Review of the Master Treatment Plan developed 02/19/11 for Patient #FF6 revealed the following short-term goals: physician - patient will verbalize a need to continue to abstain from use of alcohol or marijuana and develop appropriate coping skills times 3 consecutive days with no documented evidence of a target date for completion; nursing - patient will not have any thoughts of self-harm or do anything to hurt self times 3 days after admission with a target date of 02/20/11 (patient admitted 02/18/11 and target date before third day after admission), patient will not crave for any alcohol or marijuana times 3 days after admission (patient admitted 02/18/11 and target date before third day after admission), and patient will develop positive coping skills to deal with problems in 3 days; social services - patient will identify 5 positive coping skills for depression by 02/25/11 and patient will identify 5 positive coping skills that will assist him in remaining abstinent by 02/25/11. Further review revealed no documented evidence the goals were written in a manner to allow them to be measured by observation of patient behaviors or documented evidence the goal had been achieved by the target date.

Patient #FF7
Review of the medical record for Patient #FF7 revealed a 14 year old male admitted to the Child/Adolescent Unit of the hospital via Formal Voluntary Legal Status on 02/10/11 for Intermittent Explosive Disorder.

Review of the the Master Treatment Plan for Patient #FF7 revealed the following short-term goals by Social Services: in three days patient will begin to discuss triggers to anger during daily group therapy by 02/13/11; in five days patient will have shown lessened frequency of aggression by 02/15/11; and in seven days patient will have shown zero aggressive behaviors in last three days prior to discharge by 02/17/11. Further review revealed no documented evidence the goals had been achieved by the specific target date.

Review of the "Staff Development Sign In Sheet" dated 01/26/11 revealed an in-service had been conducted by FFS17 LCSW (licensed clinical social worker).
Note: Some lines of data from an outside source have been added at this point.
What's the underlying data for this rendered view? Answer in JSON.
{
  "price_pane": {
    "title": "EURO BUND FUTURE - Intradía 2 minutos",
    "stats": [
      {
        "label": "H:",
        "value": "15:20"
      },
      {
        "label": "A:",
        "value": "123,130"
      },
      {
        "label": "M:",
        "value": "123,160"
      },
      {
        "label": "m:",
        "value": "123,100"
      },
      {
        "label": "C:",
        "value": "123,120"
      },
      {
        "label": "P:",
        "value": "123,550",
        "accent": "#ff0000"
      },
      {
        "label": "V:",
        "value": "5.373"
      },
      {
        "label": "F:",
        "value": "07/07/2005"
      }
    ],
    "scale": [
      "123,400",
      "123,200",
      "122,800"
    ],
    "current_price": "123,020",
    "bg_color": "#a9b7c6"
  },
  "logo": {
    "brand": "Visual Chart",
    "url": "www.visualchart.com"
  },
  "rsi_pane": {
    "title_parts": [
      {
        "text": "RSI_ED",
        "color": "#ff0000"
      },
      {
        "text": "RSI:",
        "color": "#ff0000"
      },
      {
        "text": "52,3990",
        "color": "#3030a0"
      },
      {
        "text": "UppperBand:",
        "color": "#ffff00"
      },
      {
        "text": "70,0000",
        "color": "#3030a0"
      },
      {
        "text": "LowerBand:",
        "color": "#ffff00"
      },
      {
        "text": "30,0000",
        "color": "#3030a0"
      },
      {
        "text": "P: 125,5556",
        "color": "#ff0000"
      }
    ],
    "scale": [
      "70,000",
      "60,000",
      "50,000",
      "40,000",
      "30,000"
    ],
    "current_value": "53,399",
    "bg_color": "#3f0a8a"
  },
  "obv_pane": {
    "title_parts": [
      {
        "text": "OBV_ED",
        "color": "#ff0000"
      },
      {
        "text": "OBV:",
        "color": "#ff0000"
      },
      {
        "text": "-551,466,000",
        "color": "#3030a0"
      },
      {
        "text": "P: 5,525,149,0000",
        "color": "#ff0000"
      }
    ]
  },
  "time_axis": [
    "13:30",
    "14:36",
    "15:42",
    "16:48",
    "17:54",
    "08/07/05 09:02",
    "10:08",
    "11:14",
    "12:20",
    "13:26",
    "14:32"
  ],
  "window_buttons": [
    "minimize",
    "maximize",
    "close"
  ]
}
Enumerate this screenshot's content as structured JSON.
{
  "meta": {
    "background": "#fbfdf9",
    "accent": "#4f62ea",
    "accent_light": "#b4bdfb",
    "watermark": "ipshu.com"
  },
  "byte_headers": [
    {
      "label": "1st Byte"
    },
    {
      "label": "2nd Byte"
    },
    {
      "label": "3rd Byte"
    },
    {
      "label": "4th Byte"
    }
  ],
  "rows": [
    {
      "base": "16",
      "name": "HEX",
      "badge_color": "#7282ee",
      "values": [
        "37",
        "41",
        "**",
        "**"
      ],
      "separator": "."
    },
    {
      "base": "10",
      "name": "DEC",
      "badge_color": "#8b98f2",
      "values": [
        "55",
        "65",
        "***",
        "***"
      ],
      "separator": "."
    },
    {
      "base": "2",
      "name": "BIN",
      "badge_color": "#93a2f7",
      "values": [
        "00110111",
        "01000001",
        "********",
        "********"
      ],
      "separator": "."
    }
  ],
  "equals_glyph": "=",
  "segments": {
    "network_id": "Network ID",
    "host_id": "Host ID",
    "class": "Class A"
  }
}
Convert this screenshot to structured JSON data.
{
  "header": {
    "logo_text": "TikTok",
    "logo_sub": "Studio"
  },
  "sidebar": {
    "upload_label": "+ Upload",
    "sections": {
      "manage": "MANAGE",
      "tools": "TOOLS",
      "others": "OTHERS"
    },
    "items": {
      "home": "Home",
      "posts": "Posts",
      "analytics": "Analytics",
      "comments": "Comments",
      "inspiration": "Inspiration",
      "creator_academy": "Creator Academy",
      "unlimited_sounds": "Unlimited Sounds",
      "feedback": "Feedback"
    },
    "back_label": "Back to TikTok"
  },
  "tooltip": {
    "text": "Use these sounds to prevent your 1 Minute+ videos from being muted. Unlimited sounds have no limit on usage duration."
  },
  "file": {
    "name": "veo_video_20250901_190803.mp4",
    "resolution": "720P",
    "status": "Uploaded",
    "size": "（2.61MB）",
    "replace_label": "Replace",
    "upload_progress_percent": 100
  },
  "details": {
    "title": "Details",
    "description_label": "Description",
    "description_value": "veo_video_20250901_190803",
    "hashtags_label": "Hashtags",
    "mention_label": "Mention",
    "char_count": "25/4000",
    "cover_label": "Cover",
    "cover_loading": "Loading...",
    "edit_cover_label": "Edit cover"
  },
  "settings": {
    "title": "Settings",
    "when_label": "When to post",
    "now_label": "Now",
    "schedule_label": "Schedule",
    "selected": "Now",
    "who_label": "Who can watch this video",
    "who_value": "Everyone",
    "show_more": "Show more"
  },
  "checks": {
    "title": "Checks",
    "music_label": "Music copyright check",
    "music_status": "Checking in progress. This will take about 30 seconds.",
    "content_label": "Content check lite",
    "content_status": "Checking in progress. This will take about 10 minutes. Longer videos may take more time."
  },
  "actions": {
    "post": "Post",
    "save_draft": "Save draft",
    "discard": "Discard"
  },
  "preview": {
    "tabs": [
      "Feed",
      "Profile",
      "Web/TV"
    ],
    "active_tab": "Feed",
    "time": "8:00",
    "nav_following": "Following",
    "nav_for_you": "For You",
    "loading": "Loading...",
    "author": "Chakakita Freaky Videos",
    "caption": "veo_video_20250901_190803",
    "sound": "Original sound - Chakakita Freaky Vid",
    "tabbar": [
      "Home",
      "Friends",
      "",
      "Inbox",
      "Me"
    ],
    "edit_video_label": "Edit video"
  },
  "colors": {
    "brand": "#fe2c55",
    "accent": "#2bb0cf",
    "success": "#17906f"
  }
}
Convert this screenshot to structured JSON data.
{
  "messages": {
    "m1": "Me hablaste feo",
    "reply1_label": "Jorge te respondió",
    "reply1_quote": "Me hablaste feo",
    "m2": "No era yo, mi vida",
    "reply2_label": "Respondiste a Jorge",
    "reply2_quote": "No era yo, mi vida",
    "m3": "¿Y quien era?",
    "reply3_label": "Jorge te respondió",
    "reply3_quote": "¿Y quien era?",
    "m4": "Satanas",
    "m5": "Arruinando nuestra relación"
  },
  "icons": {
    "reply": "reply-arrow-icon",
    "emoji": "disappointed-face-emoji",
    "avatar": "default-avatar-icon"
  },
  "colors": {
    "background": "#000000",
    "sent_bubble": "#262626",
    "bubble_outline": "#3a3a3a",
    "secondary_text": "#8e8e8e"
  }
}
Further review revealed the topic of the presentation was "appropriate documentation that can be utilized by multidisciplinary staff to address problems a patient is dealing with and measure the degree to which the patient has reached their treatment goals... addressed the need for s.s. (social service) to document short and long term goals that are patient specific, measurable, and time sensitive... reported to s.s. staff that charts will be monitored by RN/LPN (registered nurse/licensed practical nurse) on a nightly basis in order to ensure that long and short term goals are measurable, patient specific, and have a target date noted". Further review revealed the attendants were members of the social service department.

The hospital could not submit a policy and procedure for the revised Master Treatment Plan due to the continued revisions being made.

In a face to face interview on 01/28/11 at 3:15pm FFS8 Consultant working with the Social Service Department indicated a new Social Service Director was hired and in the process of assessing the department. Further FFS8 indicated problems were identified and Psychiatrist FFS10, Medical Director, was included in reviewing the documentation presently being used for the treatment plan including the "Initial Treatment Plan" (initiated within 24 hours of admit), the "Master Treatment Plan Problem List", the Master Treatment Plan" and the "Master Treatment Plan of Care". FFS8 indicated correcting the master treatment plan is a work in progress and continues to be revised.

In a face-to-face interview on 03/01/11 at 9:05am, Medical Director and Psychiatrist FFS10 indicated that nurses should not be auditing the patients' social service goals for appropriateness, and this should be performed by a qualified social worker.